It's Good to Be on the 17th Floor

With a record number of Americans now saying that press accounts of the impact of global warming are exaggerated—41 percent say that, according to a Gallup poll released last week—I can easily imagine the reaction to this study, but here goes anyway: sea level due to global warming will be almost twice as great along the northeastern U.S. coast as it is globally. As always, it’s not merely the average level of sea-level rise that’s the problem, but the synergistic effect of sea-level rise with hurricanes and winter storm surges. When winds hurl water onto coasts from a higher starting point, the damage is that much greater.

Of all the predicted impacts of global warming, sea-level rise is where models have most underestimated what we can expect, scientists told a climate change conference in Copenhagen last week. Now a new study, focused on the eastern seaboard of the United States, suggests that the models are really off for that part of the world.

Writing in the advance online edition of Nature Geoscience, the team of Jianjun Yin of the Center for Ocean-Atmospheric Prediction Studies (COAPS) at Florida State University, Michael Schlesinger of the University of Illinois at Urbana-Champaign and Ronald Stouffer of the Geophysical Fluid Dynamics Laboratory at Princeton University analyzed 10 of the climate models used by the Intergovernmental Panel on Climate Change (IPCC). All the models show that, in a warming world, water expands and land ice such as the Greenland ice sheet melts, raising sea levels. But the models did not account for the effect of changes in ocean circulation.

When those are incorporated, the scientists predict, there will be a sea-level rise in New York of 15 to 23 centimeters (about 6 to 9 inches) on top of the rise of 36 to 51 centimeters (14 to 20 inches) globally. “The northeast coast of the United States is among the most vulnerable regions to future changes in sea level and ocean circulation,” Yin said. Much of New York City is less than 16 feet above sea level, with some parts of lower Manhattan only about 5 feet above. That means that a rise of 6 to 9 inches on top of the 14 to 20, especially with a storm surge, poses a real risk of flooding, beach erosion, destruction of wetlands and increase in the salinity of estuaries.

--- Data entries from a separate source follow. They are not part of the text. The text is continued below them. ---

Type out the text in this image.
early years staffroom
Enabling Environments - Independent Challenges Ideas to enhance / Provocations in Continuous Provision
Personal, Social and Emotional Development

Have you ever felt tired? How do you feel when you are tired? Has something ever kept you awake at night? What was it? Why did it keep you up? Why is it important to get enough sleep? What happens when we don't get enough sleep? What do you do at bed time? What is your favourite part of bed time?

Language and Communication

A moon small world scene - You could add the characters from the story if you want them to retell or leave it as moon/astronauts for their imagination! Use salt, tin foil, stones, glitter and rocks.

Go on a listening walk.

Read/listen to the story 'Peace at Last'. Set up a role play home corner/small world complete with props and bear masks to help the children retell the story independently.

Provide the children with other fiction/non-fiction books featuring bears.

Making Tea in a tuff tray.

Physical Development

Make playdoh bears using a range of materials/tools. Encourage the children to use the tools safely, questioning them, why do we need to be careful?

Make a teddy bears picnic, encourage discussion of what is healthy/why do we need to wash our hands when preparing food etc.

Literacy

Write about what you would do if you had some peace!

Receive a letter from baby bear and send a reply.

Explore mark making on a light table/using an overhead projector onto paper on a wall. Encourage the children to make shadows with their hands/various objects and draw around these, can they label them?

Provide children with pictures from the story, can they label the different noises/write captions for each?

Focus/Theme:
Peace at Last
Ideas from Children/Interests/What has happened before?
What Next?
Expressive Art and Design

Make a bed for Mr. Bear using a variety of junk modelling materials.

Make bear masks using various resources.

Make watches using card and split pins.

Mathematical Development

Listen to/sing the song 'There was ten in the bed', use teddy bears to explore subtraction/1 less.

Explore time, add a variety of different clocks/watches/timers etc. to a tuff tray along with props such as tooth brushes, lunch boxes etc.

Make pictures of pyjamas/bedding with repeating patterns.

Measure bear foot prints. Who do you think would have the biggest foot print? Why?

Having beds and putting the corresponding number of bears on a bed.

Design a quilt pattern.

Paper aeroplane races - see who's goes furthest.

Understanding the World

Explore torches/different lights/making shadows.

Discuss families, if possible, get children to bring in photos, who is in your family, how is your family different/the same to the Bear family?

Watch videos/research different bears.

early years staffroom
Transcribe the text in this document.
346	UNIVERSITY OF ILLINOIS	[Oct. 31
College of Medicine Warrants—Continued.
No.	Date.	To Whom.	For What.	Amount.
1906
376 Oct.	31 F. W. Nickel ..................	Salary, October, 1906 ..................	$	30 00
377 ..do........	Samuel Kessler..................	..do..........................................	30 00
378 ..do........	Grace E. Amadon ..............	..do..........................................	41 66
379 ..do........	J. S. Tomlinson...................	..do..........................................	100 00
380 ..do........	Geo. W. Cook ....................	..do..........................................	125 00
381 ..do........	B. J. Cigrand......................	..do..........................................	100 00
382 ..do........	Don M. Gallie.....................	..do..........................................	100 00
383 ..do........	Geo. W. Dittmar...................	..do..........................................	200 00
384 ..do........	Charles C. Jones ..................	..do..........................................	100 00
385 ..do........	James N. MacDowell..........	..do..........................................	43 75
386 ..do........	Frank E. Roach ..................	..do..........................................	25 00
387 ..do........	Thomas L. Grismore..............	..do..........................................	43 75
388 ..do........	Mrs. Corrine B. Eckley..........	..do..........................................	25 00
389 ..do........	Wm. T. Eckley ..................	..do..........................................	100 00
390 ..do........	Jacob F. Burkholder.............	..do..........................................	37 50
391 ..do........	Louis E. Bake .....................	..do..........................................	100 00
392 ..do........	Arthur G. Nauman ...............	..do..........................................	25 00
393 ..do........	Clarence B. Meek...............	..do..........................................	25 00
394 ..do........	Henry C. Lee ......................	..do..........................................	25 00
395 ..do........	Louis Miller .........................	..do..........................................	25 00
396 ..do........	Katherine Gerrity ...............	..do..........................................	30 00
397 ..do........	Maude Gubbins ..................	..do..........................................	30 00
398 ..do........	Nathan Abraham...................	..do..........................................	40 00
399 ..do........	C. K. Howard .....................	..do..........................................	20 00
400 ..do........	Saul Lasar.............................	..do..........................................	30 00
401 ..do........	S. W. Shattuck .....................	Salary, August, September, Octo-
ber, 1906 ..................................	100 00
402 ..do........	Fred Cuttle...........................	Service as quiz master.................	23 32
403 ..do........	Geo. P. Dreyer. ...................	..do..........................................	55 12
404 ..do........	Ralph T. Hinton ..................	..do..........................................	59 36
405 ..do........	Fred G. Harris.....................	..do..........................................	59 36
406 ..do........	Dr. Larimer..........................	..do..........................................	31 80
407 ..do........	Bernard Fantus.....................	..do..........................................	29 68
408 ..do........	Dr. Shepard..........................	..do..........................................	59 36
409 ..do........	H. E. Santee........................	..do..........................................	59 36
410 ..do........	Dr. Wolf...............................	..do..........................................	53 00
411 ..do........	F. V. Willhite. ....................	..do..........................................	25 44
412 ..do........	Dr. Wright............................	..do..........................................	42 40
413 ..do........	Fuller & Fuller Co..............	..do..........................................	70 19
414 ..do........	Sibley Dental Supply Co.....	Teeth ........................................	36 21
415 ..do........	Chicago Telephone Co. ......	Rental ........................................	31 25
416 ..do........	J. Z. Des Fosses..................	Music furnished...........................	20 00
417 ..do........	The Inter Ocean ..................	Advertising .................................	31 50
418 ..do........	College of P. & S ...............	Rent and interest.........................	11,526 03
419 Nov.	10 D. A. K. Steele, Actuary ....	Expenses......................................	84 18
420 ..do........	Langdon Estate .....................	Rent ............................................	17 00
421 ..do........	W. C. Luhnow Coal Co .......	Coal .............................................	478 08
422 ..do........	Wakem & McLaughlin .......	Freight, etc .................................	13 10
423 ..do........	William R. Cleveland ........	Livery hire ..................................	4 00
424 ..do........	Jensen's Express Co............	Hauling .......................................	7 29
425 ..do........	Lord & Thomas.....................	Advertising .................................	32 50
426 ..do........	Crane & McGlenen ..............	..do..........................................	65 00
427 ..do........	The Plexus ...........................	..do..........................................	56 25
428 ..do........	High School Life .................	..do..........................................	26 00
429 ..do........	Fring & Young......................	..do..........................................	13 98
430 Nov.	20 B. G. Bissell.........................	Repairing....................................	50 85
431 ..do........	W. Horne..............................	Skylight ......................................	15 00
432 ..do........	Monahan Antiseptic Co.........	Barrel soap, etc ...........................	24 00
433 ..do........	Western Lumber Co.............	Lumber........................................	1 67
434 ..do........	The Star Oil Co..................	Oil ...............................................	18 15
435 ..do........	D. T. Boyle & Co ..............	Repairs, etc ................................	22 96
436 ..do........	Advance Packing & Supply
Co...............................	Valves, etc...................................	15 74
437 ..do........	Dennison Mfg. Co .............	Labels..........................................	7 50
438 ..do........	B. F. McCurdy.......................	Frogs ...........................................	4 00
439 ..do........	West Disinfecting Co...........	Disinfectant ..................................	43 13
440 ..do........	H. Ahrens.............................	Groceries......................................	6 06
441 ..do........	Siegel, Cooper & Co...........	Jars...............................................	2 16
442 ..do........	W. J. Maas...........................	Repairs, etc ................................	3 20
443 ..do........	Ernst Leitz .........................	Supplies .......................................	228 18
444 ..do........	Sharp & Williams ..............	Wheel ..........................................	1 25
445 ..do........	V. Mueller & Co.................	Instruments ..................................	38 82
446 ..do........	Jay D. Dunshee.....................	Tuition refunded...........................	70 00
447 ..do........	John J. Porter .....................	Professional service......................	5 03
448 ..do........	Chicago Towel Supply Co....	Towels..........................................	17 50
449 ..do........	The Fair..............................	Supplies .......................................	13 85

One thing that’s been interesting to note about climate change research over the decades is what happens to the assessments when scientists realize they forgot something. The result is almost never that the predicted impacts or severity of climate change need to be dialed back. Instead, as researchers learn more about the climate system and feedback loops, the expected impacts keep getting worse. So it is in this case, in which the researchers took a look at the effect of the Atlantic meridional overturning circulation. This current is characterized by warm and salty seawater flowing north from the Gulf of Mexico in the ocean’s upper layers and cold water flowing south at depth. Global warming could reduce or prevent the sinking of the surface water, which would slow the AMOC and raise sea levels off the eastern seaboard. Or, as the scientists put it in their paper, “future changes in sea level and ocean circulation will have a greater effect on the heavily populated northeastern United States than estimated previously.”